Escolhas

Escolhas – Segunda Parte

PARTE FINAL

Marina, por uma semana, não viu mais Valquiria. Observava sempre pela janela. Tudo apagado, janelas fechadas. Até que um dia ao chegar e olhar, tudo estava aceso, janelas abertas. Não pensou. Correu. Quando a porta se abriu, assustou-se.

– Boa noite! Desculpe, mas quem é você? – Marina questionou.

– Quem quer saber? – A outra perguntou.

– Sou a vizinha…

– Você deve ser Marina.

– Me conhece?

– Só de ouvir falar. – A mulher respondeu.

– Onde está Valquiria?

– Por ordem. Eu sou Solange, a irmã.

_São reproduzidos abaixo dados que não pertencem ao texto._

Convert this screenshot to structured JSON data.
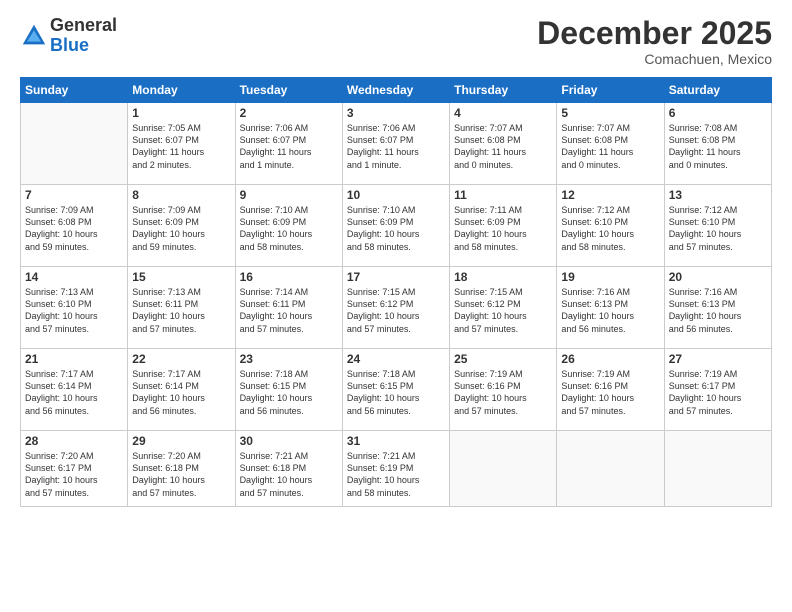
{
  "logo": {
    "general": "General",
    "blue": "Blue"
  },
  "title": "December 2025",
  "subtitle": "Comachuen, Mexico",
  "days_of_week": [
    "Sunday",
    "Monday",
    "Tuesday",
    "Wednesday",
    "Thursday",
    "Friday",
    "Saturday"
  ],
  "weeks": [
    [
      {
        "day": "",
        "info": ""
      },
      {
        "day": "1",
        "info": "Sunrise: 7:05 AM\nSunset: 6:07 PM\nDaylight: 11 hours\nand 2 minutes."
      },
      {
        "day": "2",
        "info": "Sunrise: 7:06 AM\nSunset: 6:07 PM\nDaylight: 11 hours\nand 1 minute."
      },
      {
        "day": "3",
        "info": "Sunrise: 7:06 AM\nSunset: 6:07 PM\nDaylight: 11 hours\nand 1 minute."
      },
      {
        "day": "4",
        "info": "Sunrise: 7:07 AM\nSunset: 6:08 PM\nDaylight: 11 hours\nand 0 minutes."
      },
      {
        "day": "5",
        "info": "Sunrise: 7:07 AM\nSunset: 6:08 PM\nDaylight: 11 hours\nand 0 minutes."
      },
      {
        "day": "6",
        "info": "Sunrise: 7:08 AM\nSunset: 6:08 PM\nDaylight: 11 hours\nand 0 minutes."
      }
    ],
    [
      {
        "day": "7",
        "info": "Sunrise: 7:09 AM\nSunset: 6:08 PM\nDaylight: 10 hours\nand 59 minutes."
      },
      {
        "day": "8",
        "info": "Sunrise: 7:09 AM\nSunset: 6:09 PM\nDaylight: 10 hours\nand 59 minutes."
      },
      {
        "day": "9",
        "info": "Sunrise: 7:10 AM\nSunset: 6:09 PM\nDaylight: 10 hours\nand 58 minutes."
      },
      {
        "day": "10",
        "info": "Sunrise: 7:10 AM\nSunset: 6:09 PM\nDaylight: 10 hours\nand 58 minutes."
      },
      {
        "day": "11",
        "info": "Sunrise: 7:11 AM\nSunset: 6:09 PM\nDaylight: 10 hours\nand 58 minutes."
      },
      {
        "day": "12",
        "info": "Sunrise: 7:12 AM\nSunset: 6:10 PM\nDaylight: 10 hours\nand 58 minutes."
      },
      {
        "day": "13",
        "info": "Sunrise: 7:12 AM\nSunset: 6:10 PM\nDaylight: 10 hours\nand 57 minutes."
      }
    ],
    [
      {
        "day": "14",
        "info": "Sunrise: 7:13 AM\nSunset: 6:10 PM\nDaylight: 10 hours\nand 57 minutes."
      },
      {
        "day": "15",
        "info": "Sunrise: 7:13 AM\nSunset: 6:11 PM\nDaylight: 10 hours\nand 57 minutes."
      },
      {
        "day": "16",
        "info": "Sunrise: 7:14 AM\nSunset: 6:11 PM\nDaylight: 10 hours\nand 57 minutes."
      },
      {
        "day": "17",
        "info": "Sunrise: 7:15 AM\nSunset: 6:12 PM\nDaylight: 10 hours\nand 57 minutes."
      },
      {
        "day": "18",
        "info": "Sunrise: 7:15 AM\nSunset: 6:12 PM\nDaylight: 10 hours\nand 57 minutes."
      },
      {
        "day": "19",
        "info": "Sunrise: 7:16 AM\nSunset: 6:13 PM\nDaylight: 10 hours\nand 56 minutes."
      },
      {
        "day": "20",
        "info": "Sunrise: 7:16 AM\nSunset: 6:13 PM\nDaylight: 10 hours\nand 56 minutes."
      }
    ],
    [
      {
        "day": "21",
        "info": "Sunrise: 7:17 AM\nSunset: 6:14 PM\nDaylight: 10 hours\nand 56 minutes."
      },
      {
        "day": "22",
        "info": "Sunrise: 7:17 AM\nSunset: 6:14 PM\nDaylight: 10 hours\nand 56 minutes."
      },
      {
        "day": "23",
        "info": "Sunrise: 7:18 AM\nSunset: 6:15 PM\nDaylight: 10 hours\nand 56 minutes."
      },
      {
        "day": "24",
        "info": "Sunrise: 7:18 AM\nSunset: 6:15 PM\nDaylight: 10 hours\nand 56 minutes."
      },
      {
        "day": "25",
        "info": "Sunrise: 7:19 AM\nSunset: 6:16 PM\nDaylight: 10 hours\nand 57 minutes."
      },
      {
        "day": "26",
        "info": "Sunrise: 7:19 AM\nSunset: 6:16 PM\nDaylight: 10 hours\nand 57 minutes."
      },
      {
        "day": "27",
        "info": "Sunrise: 7:19 AM\nSunset: 6:17 PM\nDaylight: 10 hours\nand 57 minutes."
      }
    ],
    [
      {
        "day": "28",
        "info": "Sunrise: 7:20 AM\nSunset: 6:17 PM\nDaylight: 10 hours\nand 57 minutes."
      },
      {
        "day": "29",
        "info": "Sunrise: 7:20 AM\nSunset: 6:18 PM\nDaylight: 10 hours\nand 57 minutes."
      },
      {
        "day": "30",
        "info": "Sunrise: 7:21 AM\nSunset: 6:18 PM\nDaylight: 10 hours\nand 57 minutes."
      },
      {
        "day": "31",
        "info": "Sunrise: 7:21 AM\nSunset: 6:19 PM\nDaylight: 10 hours\nand 58 minutes."
      },
      {
        "day": "",
        "info": ""
      },
      {
        "day": "",
        "info": ""
      },
      {
        "day": "",
        "info": ""
      }
    ]
  ]
}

Estou tomando conta do apartamento e das coisas mensais, até que ela volte.

– Volte? De onde?

– De algum lugar da África. Estará lá por um ano, com uma missão de saúde, num desses países cheio de problemas onde a OMS está sempre ajudando. – Solange respondeu.

– Um ano?

Marina sentiu-se perdida, muito pesada para seus joelhos. Solange a tratava rispidamente, com desprezo mesmo. Olhou-a e percebeu o estado que ela ficara. Sentiu pena, ao vê-la apoiar-se.

– Ela não podia! – Marina reclamou.

– Tanto podia, que fez. – Solange cuspiu a resposta.

– Por que não me disse?

– Por que ela diria? Lá, ela vai estar bem ocupada, sem tempo para pensar em você, que não é capaz de gostar dela. – A mulher disse rispidamente.

– Não sou capaz?

– Pelo menos uma vez, você disse isto a ela? – Indagou Solange à Marina. 

– Não.

– Olhe! Agora você vai ter que sair, eu já ia fechar tudo. Vou passar sempre por aqui, se quiser conversar um outro dia. – A outra despachou.

– Obrigada. Boa noite. – Marina se despediu.

Dali em diante, sempre que possível, quando Solange vinha, Marina ia até lá conversar. Perguntava sobre Valquiria, desde a infância, seus gostos, tudo. Ajudava-a, para tocar nas coisas e lembrar. Às vezes chorava. Meses depois Solange perguntou.

– Se a ama do jeito que demonstra, por que não ficou com ela?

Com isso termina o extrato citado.